Оба еще несколько минут назад живых альф лежат на полу. У одного глубоко порезано горло, а что со вторым Юнги не разобрать. Чонгук ходит между трупами с руками по локоть в крови и брезгливо морщится на свою рубашку. Наверное, так выглядит Ад. Юнги его увидел на земле. Крови так много, что омега не выдерживает и, обхватив руками живот, сгибается пополам. Вот только он не ел ничего со вчерашнего обеда, и блевать нечем. Рвотные позывы не отпускают. Мин заливается холодным потом и, опустив голову к полу, смахивает застывшие на ресницах слезы. А потом он слышит шаги. Чонгук идет к нему. Юнги последний из тех, кого альфа еще не наказал. Каждое биение сердца Мина совпадает с шагом, который делает Чонгук. Юнги кажется, что все его органы сейчас вывалятся наружу, может, тогда эти вопли внутри прекратятся. Мучительного нервного напряжения омега не выдерживает, отключается. Но не надолго. Он приходит в себя от ощутимой пощечины и, раскрыв глаза, сразу отползает назад. Щека горит, и Мин, приложив к ней ладонь, испуганно смотрит на вставшего на ноги, но не делающего ни шага к нему альфы.
У Чонгука во взгляде оголенное лезвие, он проводит им от щиколоток омеги до кончика волос, оставляет после себя глубокие кровоточащие порезы.

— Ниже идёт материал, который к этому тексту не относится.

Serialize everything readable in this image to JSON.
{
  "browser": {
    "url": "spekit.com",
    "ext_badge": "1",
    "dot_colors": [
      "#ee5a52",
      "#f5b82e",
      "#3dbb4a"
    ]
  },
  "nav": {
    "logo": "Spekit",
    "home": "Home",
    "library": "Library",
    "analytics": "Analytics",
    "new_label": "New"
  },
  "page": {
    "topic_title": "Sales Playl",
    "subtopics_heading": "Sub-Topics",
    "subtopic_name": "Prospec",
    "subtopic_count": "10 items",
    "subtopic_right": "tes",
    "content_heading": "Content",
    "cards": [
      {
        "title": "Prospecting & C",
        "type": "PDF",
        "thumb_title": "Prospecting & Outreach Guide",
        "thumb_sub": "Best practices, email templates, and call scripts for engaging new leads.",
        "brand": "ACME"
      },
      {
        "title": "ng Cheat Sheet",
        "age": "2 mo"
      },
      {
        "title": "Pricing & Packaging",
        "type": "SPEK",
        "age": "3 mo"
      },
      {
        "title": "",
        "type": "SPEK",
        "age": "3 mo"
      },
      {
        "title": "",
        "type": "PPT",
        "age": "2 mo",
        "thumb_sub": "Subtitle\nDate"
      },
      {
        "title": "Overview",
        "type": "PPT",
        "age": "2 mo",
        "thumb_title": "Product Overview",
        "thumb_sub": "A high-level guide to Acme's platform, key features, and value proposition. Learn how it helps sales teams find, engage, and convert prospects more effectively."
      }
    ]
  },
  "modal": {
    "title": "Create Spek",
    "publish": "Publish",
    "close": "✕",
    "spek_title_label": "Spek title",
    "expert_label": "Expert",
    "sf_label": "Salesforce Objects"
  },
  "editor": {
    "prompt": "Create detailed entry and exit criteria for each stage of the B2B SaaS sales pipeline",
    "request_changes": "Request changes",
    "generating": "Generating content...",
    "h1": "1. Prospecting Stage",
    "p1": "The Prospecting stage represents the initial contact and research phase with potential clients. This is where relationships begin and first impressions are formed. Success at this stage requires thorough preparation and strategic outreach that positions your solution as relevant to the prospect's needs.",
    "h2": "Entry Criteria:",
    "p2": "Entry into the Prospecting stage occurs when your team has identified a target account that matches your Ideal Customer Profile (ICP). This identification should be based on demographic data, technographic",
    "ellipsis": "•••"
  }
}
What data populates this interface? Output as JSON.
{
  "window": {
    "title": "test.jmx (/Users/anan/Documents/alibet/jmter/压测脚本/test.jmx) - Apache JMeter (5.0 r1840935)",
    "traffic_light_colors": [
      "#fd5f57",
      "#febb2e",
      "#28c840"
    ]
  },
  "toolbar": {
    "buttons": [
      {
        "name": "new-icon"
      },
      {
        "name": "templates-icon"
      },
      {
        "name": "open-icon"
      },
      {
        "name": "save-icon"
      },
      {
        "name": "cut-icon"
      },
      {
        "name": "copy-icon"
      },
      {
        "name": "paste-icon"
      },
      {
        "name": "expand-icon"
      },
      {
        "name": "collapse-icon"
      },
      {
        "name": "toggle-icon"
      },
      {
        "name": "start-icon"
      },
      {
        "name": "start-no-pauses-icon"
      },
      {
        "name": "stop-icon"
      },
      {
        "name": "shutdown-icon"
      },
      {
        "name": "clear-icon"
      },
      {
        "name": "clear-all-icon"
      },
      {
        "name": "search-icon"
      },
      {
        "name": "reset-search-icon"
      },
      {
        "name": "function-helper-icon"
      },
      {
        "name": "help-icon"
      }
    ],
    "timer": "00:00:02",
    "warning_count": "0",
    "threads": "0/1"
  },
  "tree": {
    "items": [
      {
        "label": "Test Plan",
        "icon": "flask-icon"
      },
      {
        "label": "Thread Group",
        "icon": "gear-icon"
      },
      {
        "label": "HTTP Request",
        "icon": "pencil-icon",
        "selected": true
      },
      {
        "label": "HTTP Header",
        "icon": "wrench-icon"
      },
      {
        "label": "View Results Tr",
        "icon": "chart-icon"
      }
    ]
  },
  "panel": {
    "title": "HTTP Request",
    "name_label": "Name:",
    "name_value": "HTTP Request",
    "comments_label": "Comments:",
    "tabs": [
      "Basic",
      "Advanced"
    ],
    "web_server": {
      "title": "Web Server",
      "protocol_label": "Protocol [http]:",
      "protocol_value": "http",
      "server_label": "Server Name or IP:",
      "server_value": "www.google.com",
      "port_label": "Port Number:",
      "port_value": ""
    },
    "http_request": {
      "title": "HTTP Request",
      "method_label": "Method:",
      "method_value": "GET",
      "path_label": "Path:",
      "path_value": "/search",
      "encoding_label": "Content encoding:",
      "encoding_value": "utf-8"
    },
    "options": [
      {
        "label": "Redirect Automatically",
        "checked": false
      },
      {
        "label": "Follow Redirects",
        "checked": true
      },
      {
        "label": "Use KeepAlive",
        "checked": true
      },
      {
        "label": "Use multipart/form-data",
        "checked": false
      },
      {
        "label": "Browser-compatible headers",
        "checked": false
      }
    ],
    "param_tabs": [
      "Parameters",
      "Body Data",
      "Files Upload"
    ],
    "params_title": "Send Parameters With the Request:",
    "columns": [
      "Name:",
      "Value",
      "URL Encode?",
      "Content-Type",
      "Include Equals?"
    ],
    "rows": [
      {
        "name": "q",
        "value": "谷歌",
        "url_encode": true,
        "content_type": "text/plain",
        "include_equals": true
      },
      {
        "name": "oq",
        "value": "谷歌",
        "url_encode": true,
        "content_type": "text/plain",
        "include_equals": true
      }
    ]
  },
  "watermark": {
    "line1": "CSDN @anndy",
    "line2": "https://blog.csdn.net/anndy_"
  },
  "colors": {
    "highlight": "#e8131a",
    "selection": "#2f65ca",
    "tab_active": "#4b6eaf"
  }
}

У Чонгука во взгляде осколочные снаряды, он зарывает их под кожу Мина, и они взрываются, разнося его плоть по округе.
Чонгук убивает Мина одним взглядом и только усмехается на жалкие попытки омеги уползти.
Юнги продолжает отползать, и, видя, что Чонгук не реагирует, поднимается на ноги и срывается к двери. Замирает, увидев охрану, и бежит обратно к столам, потом к окну и, поскользнувшись на размазанной по полу крови, падает на пятую точку и больше попыток встать не предпринимает. Ладони омеги в крови, он усиленно трет их о брюки, словно боясь, что она в кожу вьется. Двое альф рядом, как ни в чем не бывало, заворачивают в рулоны тела, и Юнги уверен, они даже напевают про себя. Чонгук тем временем снова идет к омеге.
— Твоя очередь, лисенок, — усмехается альфа и останавливается рядом. — Набегался? — Чонгук смотрит сверху вниз на измазанного в чужой крови парня.
— Что мне с тобой сделать? Могу учесть твои пожелания, — тянет альфа. — Может, сперва тебе ноги сломаем, на которых ты сбежать собирался, или руки, которыми ты моего человека пристрелил? Что выбираешь? — приподняв бровь, спрашивает Чон, словно интересуется, что бы выпил Юнги: чай или кофе.
Омега молчит, смотрит в вспарывающие его кожу взглядом глаза и молчит.
— Хорошо, значит сам решу, — Чонгук приподнимает парня за ворот блузки и волочит к столу, заваленному инструментами. У Юнги, видно, наконец-то, включается инстинкт самосохранения. Он начинает вырываться, кусаться и биться. Но Чонгук легко заваливает его на стол прямо на разбросанные инструменты и до хруста выворачивает руки. Мин приподнимается, что есть силы бьет лбом по подбородку альфы, но больно кажется только самому омеге. Чонгук разворачивает его спиной к себе и лбом прикладывает о стол. У Юнги перед глазами искры взрываются, он до крови прикусывает нижнюю губу и затихает.